“When I’s Old ‘Nough to Set on de Hoss, Dey Larned Me to Ride, Tendin’ Hosses”: Enslaved Cowboys in Texas from 1840–65

Saturday, January 8, 2022: 10:30 AM
Grand Ballroom E (Sheraton New Orleans)
Ronald Davis, University of Texas at Austin
The cattle drive and the cowboy are integral to the myth and memory of the American West, masculinity and individualism. For over a century the image associated with the cowboy is a white man. However, one-quarter of the 35,000 cowboys that participated in cattle drives between 1866 and 1895 were Black. Less understood or appreciated is the fact that many of these cowboys learned their craft while enslaved. Historians Bruce Glasrud, Sarah Massey and Michael Searles have explored the experiences of Black cowboys in Texas and beyond.
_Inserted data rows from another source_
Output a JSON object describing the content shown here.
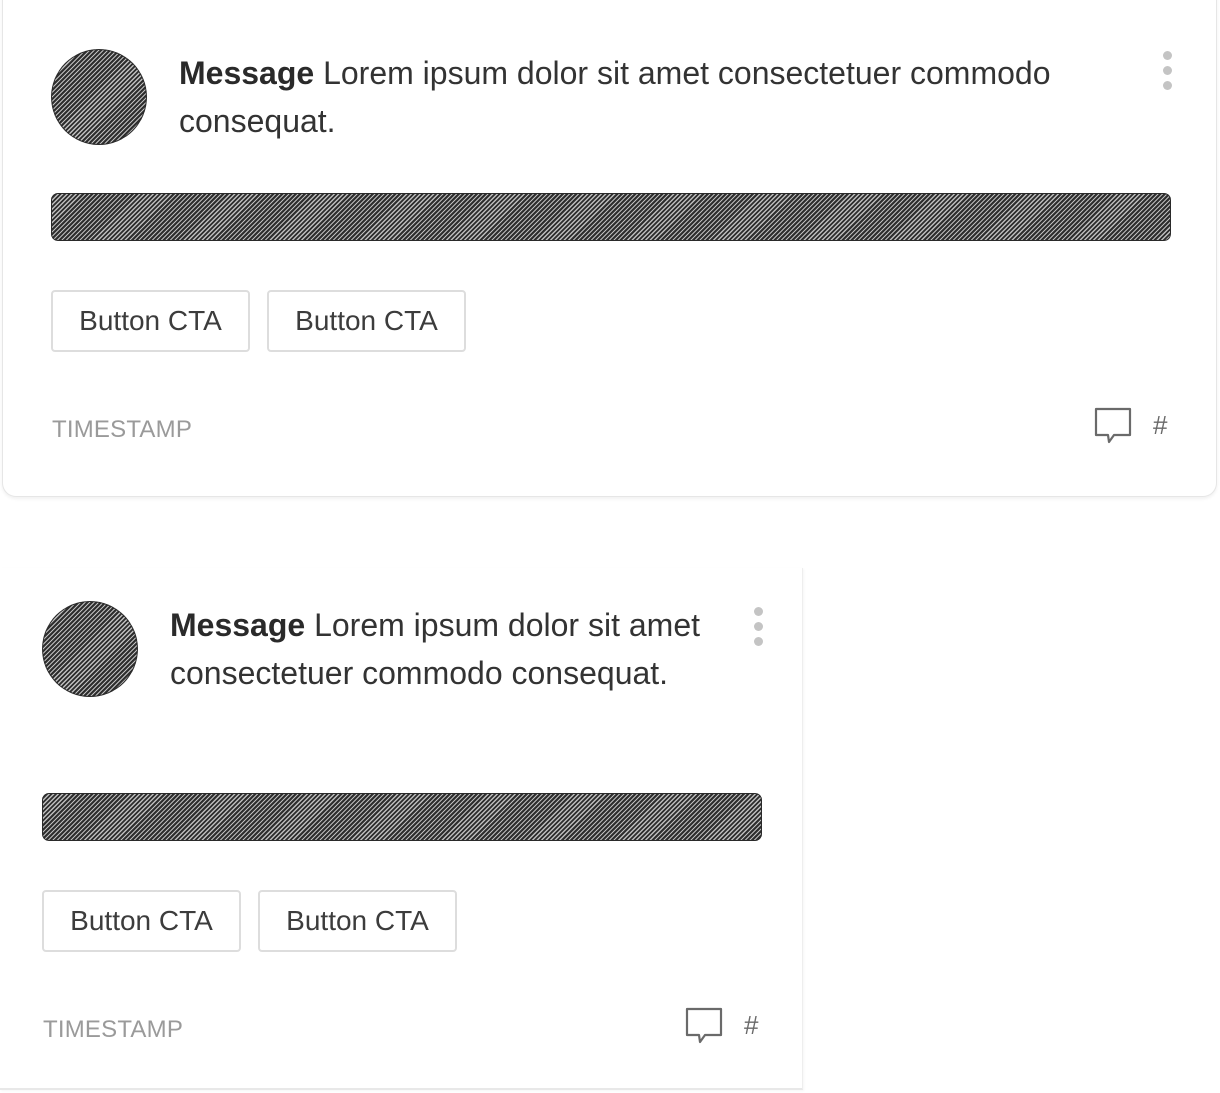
{
  "cards": [
    {
      "message_bold": "Message",
      "message_text": " Lorem ipsum dolor sit amet consectetuer commodo consequat.",
      "buttons": [
        "Button CTA",
        "Button CTA"
      ],
      "timestamp": "TIMESTAMP",
      "comment_count": "#"
    },
    {
      "message_bold": "Message",
      "message_text": " Lorem ipsum dolor sit amet consectetuer commodo consequat.",
      "buttons": [
        "Button CTA",
        "Button CTA"
      ],
      "timestamp": "TIMESTAMP",
      "comment_count": "#"
    }
  ],
  "icons": {
    "avatar": "avatar-placeholder",
    "menu": "more-vertical-icon",
    "comment": "comment-bubble-icon"
  },
  "colors": {
    "placeholder_fill": "#3a3a3a",
    "border": "#dddddd",
    "muted_text": "#9a9a9a"
  }
}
Yet, most scholars of Black cowboys have ignored the impact and experiences of enslaved cowboys in antebellum Texas. This paper brings to light an understudied aspect of enslaved labor, the cowboy. Enslaved men in antebellum Texas worked on plantations and ranches tending cattle, training horses, participating in cattle “round-ups” and short cattle drives. These enslaved men, and some women, began laboring on plantations and ranches, as cowboys, as early as the 1840s. Through an examination of personal accounts, business records, newspapers, and legal documents, I explore how Black cowboys performed labor, forged community, and resisted enslavement. This study contributes to scholarship on slavery studies and Texas history. It highlights how the labor of enslaved cowboys was integral to the expansion of slavery in Texas and the evolution of the American cattle industry. My research opens a window into a seldom examined history, Black cowboys in Texas, during the nineteenth century.